Anoman ‘mbedhol’ gunung. Ia persembahkan khasiat sebuah pohon
untuk kehidupan Lesmana yang di ambang kematian.
Konon, berdasar pernyataan-ilmiah para ilmuwan yang alim, alam menyimpan bahan-bahan alamiah yang mujarab untuk menyembuhkan; alam adalah tempat manusia mengadu(h). Sebenarnya, pernyataan-pernyataan ilmiah para ilmuwan yang kehadirannya bisa dikatakan baru saja ini, melalui lembaga yang disebut sekolah, atau perguruan, hanya memperkukuh pernyataan alamiah para leluhur suatu komunitas dalam rentang yang sangat panjang: melalui cerita-cerita suci kolektifnya. Tak bisa dipungkiri bahwa India, Cina, Eropa, Amerika, Afrika, ataupun Nusantara, merupakan negara/wilayah yang akhir-akhir ini melakukan gerak kembali ke alamnya, ke naturnya (yang kadang bersembunyi di balik korporasi-korporasi atau proyek-proyek pengembangan iptek modern). Lantas menciptakan suatu formula, memroduksi masal, menjadikannya teknik penyembuhan yang mujarab. Kadang untuk kompetisi. Juga peperangan: terbuka atau terselubung.
Sering terdengar gerak kembali ke alam ini hanya semacam euforia, juga retorika: sehat itu dari alam. Dengan alam. Di dalam alam. Alam tujuannya. Manusia modern ingin sehat dengannya. Namun, dalam waktu bersamaan, dilahirkanlah jurang yang dalam: antara yang ‘pura-pura alam’ dan terbungkus komoditas tertentu dengan yang ‘sesungguhnya alam’, bertelanjang-diri. Yang terakhir ini biasanya malah dicibir di sana-sini. Mengingatkan pada nalar Victorian (Kolonial, Modernisme) yang menciptakan formula iptek dan pengobatannya salah satunya ‘di’ dan ‘dari’ kepulauan Nusantara, lantas di waktu-waktu kemudian datang kembali dengan ‘superioritas’. Di banyak ruang, sistem kesehatan pribumi tak diberi ruang. Di ujung ketika pengobatan ala modernisme menyerah, pengobatan kolektif yang turun-temurun, yang sepi, yang sangat kuna tersembunyi di pelosok pepohonan, dengan ‘malu-malu’ dijadikan ruang untuk kembali.

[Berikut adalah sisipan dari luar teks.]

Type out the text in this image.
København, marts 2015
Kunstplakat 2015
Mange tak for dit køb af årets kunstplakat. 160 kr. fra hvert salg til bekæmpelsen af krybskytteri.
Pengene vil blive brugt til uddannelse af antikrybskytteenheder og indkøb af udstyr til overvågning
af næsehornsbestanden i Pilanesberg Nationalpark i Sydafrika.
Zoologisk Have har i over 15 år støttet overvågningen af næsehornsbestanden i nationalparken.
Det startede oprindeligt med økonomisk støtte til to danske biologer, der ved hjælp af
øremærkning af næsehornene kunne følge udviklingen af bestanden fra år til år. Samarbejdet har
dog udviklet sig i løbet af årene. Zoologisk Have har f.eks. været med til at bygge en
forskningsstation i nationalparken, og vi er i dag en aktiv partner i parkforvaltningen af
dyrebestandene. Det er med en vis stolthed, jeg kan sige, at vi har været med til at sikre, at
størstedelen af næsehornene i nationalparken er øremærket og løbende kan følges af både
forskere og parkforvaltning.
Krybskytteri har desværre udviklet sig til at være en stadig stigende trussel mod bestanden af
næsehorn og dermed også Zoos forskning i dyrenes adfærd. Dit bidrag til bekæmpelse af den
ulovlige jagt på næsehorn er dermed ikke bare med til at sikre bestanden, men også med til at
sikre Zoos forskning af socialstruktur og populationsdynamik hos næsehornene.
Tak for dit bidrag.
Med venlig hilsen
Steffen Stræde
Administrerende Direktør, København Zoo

Sistem pengobatan suatu kolektif yang diwariskan turun-temurun, yang oleh Badan POM RI dikategorikan sebagai etnomedisin, termasuk unsur-unsur ekologi di dalamnya, sangat pantas untuk ditetapkan sebagai folkologi, sistem ilmu-pengetahuan suatu komunitas. Bukan sekedar label folklore yang selama ini dilekatkan. Bahkan, bagi suatu kolektif-tradisional, sistem-pengetahuan ini beyond-logos, njangkungi, di atas sistem ilmu pengetahuan manusia biasa. Karena sistem seperti ini terberi rasa orang tradisional bilang. Yaitu rasa-pangrasa tentang alam dan lingkungannya. Rasa-pangrasa itu mengunggulkan kejujuran. Sama seperti semangat riset modern: jujur. Sistem pengobatan semacam ini sering berhubungan dengan unsur-unsur alamiah pepohonan, hewan, juga sumber air, yang oleh bidang ekologi-lingkungan sering disebut situs-keramat alamiah.

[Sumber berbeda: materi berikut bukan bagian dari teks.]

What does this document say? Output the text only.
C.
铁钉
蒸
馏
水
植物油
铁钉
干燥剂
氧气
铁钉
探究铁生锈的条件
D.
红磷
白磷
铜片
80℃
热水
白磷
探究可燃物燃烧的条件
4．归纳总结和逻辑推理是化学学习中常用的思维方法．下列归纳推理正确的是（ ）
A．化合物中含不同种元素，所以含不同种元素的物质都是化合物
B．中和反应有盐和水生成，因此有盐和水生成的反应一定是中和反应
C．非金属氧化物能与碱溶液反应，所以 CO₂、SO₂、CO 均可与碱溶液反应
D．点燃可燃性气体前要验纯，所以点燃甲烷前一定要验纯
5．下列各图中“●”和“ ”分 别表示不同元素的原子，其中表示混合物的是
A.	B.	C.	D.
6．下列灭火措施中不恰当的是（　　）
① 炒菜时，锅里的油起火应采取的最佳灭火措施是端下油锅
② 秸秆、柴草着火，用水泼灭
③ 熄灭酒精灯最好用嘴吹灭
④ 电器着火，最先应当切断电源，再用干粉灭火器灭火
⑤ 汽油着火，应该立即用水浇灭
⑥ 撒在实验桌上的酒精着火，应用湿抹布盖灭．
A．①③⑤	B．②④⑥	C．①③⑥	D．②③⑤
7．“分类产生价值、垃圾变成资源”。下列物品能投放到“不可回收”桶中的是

Situs-keramat-alami biasanya bersentuhan dengan hal-hal yang oleh komunitas disebut supraduniawi, atau adiduniawi. Istilah kramat ini layaknya kehadiran suatu agama melalui simbol-simbolnya. Alih-alih mencari tahu apa itu relasi-makna kramat, kenapa disebut keramat, apa saja kemungkinan etimologinya, kontribusi kramat itu bagi kelestarian lingkungan apa-wae, mana-mana yang bukan dan yang kramat, bla bla bla…. seringnya manusia modern melihat istilah kramat itu, dalam semesta nalar-umum, dianggap nirlogik dan tidak berkonotasi terhadap presentasi ketuhanan (untuk tak mengatakan: biasanya kramat linier dengan syirik; menyekutukan Tuhan). Nalar-nalar (logos) yang lekat pada yang disebut kramat sepantasnyalah ditinggalkan, ditanggalkan, dijatuhkan. Karena pandir dan tak bisa dipertanggungjawabkan (meminjam istilah James Danandjaya). Begitu saja.
Padahal, kawasan ekologis-keramat-alami dapat tetap bertahan sampai sekarang dan selalu dijadikan tujuan manusia untuk meraih kesembuhan, kebahagiaan, dan kedamaian, karena atribut kramat yang melekat padanya. Bayangkan jika manusia-arkais, manusia tradisional, tidak melekatkan label kramat ini pada pohon, hewan, telaga, sumber, belik, alas (hutan), dan tempat-tempat tertentu (seperti Pohon Bibisan di pucuk Gunung Pendhem sekitar Embung Nglanggeran itu misalnya). Biasanya dengan border kayu, batu, atau kain mori. Atau border berbentuk tabu, pepali, pantangan, dst. Maka, tentu saja semua akan menjadi profan. Kesakralan luntur. Manusia menjadi hanya sekuler, soliter terhadap alamnya. Ini laksana nalar-terbalik terhadap mitos-mitos modern tentang negara, pembangunan, pemanasan global, jangkauan manusia ke luar angkasa, dan seterusnya, yang selalu dianggap kramat meskipun negara, atau NASA, atau Amerika, adalah pusat nalar-empirik. Lama-lama yang kramat di lingkungan lokal tersedak, terdesak. Manusia modern kering, manusia gering (sakit).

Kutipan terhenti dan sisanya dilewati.